Ce mardi, lors d'une matinée de débats organisée par France Télévisions, Léa Salamé a pris la parole pour clarifier les critiques entourant son interview du chef de la diplomatie russe, Sergueï Lavrov, diffusée le 26 mars 2026.
Léa Salamé, la présentatrice du 20h de France 2, a exprimé son regret que cette interview controversée n'ait pas été accompagnée de reportages supplémentaires et de la présence d'un spécialiste en plateau.
Cette session de questions-réponses a été le foyer d'une onde de critiques, tant du gouvernement français que de l'Ukraine, notamment en période de G7, où de nombreuses voix se sont élevées contre le caractère jugé complaisant de son interview.
Une interview sous le feu des critiques gouvernementales
Jean-Noël Barrot, le ministre français des Affaires étrangères, a exprimé son mécontentement en déclarant que Lavrov avait eu l'opportunité de "dérouler tranquillement sa propagande". Salamé a réagi lors de ce débat en affirmant qu’il ne faut pas être hypocrite : "Ces interviews sont en réalité demandées par toutes les rédactions".

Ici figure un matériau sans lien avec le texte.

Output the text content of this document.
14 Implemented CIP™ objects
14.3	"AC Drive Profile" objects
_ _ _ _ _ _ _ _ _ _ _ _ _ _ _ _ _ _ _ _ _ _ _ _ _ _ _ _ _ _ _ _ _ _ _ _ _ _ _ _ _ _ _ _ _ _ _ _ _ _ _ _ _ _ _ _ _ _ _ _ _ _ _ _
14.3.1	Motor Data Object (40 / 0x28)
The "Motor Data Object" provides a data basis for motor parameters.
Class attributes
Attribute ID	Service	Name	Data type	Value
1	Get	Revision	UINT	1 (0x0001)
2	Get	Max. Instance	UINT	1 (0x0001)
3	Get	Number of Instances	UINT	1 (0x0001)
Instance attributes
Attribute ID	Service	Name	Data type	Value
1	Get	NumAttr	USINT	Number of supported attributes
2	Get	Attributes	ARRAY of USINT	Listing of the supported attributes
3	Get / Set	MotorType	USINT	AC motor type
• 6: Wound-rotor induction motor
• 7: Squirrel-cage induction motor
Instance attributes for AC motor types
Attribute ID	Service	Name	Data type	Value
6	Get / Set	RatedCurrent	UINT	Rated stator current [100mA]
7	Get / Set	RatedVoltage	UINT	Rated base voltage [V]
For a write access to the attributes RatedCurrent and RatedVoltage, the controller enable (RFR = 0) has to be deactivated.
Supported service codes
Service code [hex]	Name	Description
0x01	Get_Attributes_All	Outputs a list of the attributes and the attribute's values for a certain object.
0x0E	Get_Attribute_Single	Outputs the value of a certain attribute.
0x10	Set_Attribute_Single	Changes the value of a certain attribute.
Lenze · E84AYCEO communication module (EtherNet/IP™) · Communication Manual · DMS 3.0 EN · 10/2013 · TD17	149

Elle a ajouté : "Faut-il donner la parole à des dirigeants qui lancent des guerres ? Je pense que oui, sinon nous laissons à des régimes comme la Russie le monopole du récit".
Léa Salamé et ses regrets sur l'interview
Cependant, elle a admis avoir des regrets concernant cette interview, affirmant : "Probablement, en 2026, nous ne pouvons pas nous permettre de diffuser une interview comme celle-ci sans accompagnement". C'est une position qu'elle partage avec Philippe Corb, directeur de l’information de France Télévisions.
Elle a déclaré que l'interview aurait dû être enrichie par la présence d’Etienne Leenhardt, un spécialiste des relations internationales, ainsi que par des reportages sur les victimes en Ukraine et sur la guerre hybride menée par la Russie.
Philippe Corb a défendu l'intérêt journalistique de l'interview, soulignant qu'interroger un acteur majeur de la diplomatie russe n'équivalait pas à lui offrir une tribune sans réserve.
Une diffusion suivie et détournée par la Russie
Diffusée à distance, l'interview a attiré l’attention de 3,4 millions de téléspectateurs selon Médiamétrie. Un version d'une heure a également été mise en ligne sur franceinfo.fr.
Après sa diffusion, la chaîne YouTube du ministère russe des Affaires étrangères a publié un extrait, mais avec une traduction altérée des questions de Salamé, déformant le sens original en faveur de Moscou. Le ministère français des Affaires étrangères a dénoncé cette manipulation.